L'AFD a entendu le message mais on peut sans doute aller plus loin dans ce nouveau cadre pour aider nos entreprises à s'implanter à l'étranger, tout en apportant aux pays un service au meilleur coût. À cet égard, je ne serais pas choqué qu'une agence telle que l'AFD soit plus intrusive et demande des éléments de comptabilité analytique aux entreprises qui viennent à elle avec un projet, afin de garantir aux pays en développement bénéficiaires que les marges bénéficiaires ne sont pas excessives par rapport à la moyenne du secteur. Cela existe dans certains marchés, du secteur de la défense notamment, que j'ai contrôlés naguère. L'État introduit parfois des clauses qui permettent d'aller assez loin dans la comptabilité analytique des entreprises. Ce genre de clause pourrait exister dans les marchés d'aide au développement.

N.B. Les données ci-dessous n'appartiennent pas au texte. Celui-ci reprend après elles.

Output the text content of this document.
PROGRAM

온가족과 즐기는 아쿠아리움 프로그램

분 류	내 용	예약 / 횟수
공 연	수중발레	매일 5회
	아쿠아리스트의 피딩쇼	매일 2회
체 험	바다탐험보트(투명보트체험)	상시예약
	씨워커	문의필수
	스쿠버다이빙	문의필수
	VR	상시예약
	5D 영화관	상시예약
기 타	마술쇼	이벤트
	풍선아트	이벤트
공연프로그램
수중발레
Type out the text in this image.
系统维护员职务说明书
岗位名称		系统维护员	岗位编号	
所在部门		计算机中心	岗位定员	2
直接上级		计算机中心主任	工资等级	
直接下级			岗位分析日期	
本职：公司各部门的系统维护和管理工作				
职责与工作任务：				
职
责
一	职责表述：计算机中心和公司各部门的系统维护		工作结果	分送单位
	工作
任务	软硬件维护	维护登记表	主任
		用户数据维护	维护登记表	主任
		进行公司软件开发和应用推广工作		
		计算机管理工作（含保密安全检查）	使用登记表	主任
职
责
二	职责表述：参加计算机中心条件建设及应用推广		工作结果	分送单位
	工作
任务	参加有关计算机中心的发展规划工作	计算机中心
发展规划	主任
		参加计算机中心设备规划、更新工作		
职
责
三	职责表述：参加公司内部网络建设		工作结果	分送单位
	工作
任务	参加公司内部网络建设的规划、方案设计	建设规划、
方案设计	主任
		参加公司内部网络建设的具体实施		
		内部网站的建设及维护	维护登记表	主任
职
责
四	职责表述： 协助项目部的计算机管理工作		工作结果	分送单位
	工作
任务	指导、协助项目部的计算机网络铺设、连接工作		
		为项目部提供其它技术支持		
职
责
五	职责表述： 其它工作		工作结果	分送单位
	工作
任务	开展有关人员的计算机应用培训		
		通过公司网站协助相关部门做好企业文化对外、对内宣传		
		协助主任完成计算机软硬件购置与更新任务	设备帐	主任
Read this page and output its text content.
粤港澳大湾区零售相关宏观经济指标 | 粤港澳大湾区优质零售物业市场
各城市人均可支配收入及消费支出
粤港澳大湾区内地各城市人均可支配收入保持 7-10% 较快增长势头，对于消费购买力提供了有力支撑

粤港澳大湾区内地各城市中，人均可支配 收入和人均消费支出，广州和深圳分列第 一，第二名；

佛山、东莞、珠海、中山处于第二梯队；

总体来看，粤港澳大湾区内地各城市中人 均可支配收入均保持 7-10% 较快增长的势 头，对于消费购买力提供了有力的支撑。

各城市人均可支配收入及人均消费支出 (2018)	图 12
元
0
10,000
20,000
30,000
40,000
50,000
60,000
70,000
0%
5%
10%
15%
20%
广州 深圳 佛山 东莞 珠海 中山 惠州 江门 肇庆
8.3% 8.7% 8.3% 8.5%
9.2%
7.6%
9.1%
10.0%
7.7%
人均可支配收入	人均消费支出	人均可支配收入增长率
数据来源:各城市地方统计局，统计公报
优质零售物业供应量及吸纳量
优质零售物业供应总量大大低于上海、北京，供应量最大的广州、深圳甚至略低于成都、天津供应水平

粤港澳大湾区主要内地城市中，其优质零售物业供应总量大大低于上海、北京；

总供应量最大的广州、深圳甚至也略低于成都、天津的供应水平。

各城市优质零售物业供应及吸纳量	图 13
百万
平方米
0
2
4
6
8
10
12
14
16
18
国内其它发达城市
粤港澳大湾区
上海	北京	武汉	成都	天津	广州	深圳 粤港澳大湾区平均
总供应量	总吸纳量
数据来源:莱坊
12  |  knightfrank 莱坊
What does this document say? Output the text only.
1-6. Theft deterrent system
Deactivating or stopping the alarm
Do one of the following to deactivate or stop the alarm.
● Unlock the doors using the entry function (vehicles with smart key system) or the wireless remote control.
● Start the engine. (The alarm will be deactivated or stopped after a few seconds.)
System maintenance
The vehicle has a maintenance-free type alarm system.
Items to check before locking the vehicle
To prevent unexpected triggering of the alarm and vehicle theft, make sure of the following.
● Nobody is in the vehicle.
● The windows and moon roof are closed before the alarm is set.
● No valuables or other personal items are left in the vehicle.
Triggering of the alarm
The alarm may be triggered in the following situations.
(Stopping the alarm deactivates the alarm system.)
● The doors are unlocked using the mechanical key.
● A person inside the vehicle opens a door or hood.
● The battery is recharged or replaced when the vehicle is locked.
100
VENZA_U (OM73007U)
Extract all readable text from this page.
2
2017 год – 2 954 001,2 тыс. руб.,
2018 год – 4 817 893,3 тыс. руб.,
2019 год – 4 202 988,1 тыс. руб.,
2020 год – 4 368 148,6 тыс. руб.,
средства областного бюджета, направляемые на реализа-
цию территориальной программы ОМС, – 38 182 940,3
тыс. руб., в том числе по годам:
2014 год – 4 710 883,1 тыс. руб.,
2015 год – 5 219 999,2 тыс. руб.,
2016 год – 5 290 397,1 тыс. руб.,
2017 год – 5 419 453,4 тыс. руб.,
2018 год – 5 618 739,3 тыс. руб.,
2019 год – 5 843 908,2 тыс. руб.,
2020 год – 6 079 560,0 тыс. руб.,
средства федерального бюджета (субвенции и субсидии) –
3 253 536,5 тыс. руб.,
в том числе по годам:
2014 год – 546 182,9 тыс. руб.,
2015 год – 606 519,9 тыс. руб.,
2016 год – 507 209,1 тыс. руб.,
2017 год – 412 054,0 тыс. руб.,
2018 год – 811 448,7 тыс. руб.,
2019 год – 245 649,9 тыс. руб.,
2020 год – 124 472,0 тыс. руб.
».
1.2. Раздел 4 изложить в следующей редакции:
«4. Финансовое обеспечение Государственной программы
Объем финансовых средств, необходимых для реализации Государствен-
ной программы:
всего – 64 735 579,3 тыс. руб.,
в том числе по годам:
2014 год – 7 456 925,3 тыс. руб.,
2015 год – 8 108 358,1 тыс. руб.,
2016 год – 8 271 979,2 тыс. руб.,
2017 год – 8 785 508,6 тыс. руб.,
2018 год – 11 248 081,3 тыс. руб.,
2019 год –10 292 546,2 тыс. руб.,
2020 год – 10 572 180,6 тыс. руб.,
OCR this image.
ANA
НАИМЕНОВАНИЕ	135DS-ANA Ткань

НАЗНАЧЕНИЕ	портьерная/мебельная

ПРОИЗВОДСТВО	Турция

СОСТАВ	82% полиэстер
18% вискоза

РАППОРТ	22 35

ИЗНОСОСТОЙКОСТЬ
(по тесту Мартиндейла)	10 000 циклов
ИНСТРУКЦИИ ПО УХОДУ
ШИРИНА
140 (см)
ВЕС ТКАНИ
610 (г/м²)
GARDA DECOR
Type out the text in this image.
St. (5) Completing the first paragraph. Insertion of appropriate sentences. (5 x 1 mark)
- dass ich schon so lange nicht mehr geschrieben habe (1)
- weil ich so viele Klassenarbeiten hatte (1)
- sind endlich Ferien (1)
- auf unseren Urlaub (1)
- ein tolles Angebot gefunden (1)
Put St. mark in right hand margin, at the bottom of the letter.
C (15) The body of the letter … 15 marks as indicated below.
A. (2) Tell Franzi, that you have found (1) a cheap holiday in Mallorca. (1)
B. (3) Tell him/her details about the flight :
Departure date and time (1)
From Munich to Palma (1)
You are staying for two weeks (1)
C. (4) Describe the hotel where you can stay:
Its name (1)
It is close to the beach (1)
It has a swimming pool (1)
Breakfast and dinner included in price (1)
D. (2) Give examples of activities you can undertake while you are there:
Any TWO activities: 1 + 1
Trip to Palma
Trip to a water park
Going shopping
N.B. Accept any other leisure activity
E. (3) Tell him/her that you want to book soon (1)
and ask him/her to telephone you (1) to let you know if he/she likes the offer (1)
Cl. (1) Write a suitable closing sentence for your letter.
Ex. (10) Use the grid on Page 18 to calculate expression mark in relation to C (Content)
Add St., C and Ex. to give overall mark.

Sur l'action des collectivités locales et l'AFD, j'ai fait quelques propositions dans le rapport. Il faut associer les collectivités locales, sans oublier les plus petites, à la gouvernance. Je pense qu'il faut un guichet unique. Souvent j'entends dire que l'AFD fait refaire des études alors que les services techniques de grandes collectivités sont intervenus très en amont auprès de leurs partenaires du sud. Si des études de grande qualité ont été faites, il faut que le financement arrive vite, sans perte de temps. Des procédures de certification ou des liens plus normés, respectant bien sûr le principe de libre administration des collectivités locales, permettraient sans doute d'y parvenir.

Vous avez raison, monsieur Destot, la mobilité des personnels devra être impulsée par les dirigeants. Elle ne se fera pas toute seule. Il faudra, par exemple, déterminer le nombre de postes de directeurs qui seront occupés par des gens de l'autre entité. Il faudra prévoir un cadre juridique clair et prendre des décisions de management afin de faciliter et encourager ces mouvements.

J'en profite pour répondre à M. Bacquet et M. Loncle. J'ai bien suivi les différentes opérations que vous mentionnez : Bpifrance, AFII, Ubifrance. Mais dans le cas présent, il s'agit d'un regroupement d'établissements publics – et non pas d'une fusion – que seul le législateur peut faire puisque ce n'est pas le droit des sociétés qui s'applique. Dans son histoire, le groupe CDC a su prendre des formes juridiques parfois innovantes. Dans le cas présent, ses personnels avaient des interrogations sur l'accueil de salariés qui ont des contrats différents et qui ont construit d'autres équilibres syndicaux. Il ne s'agit pas de gérer une fusion brutale.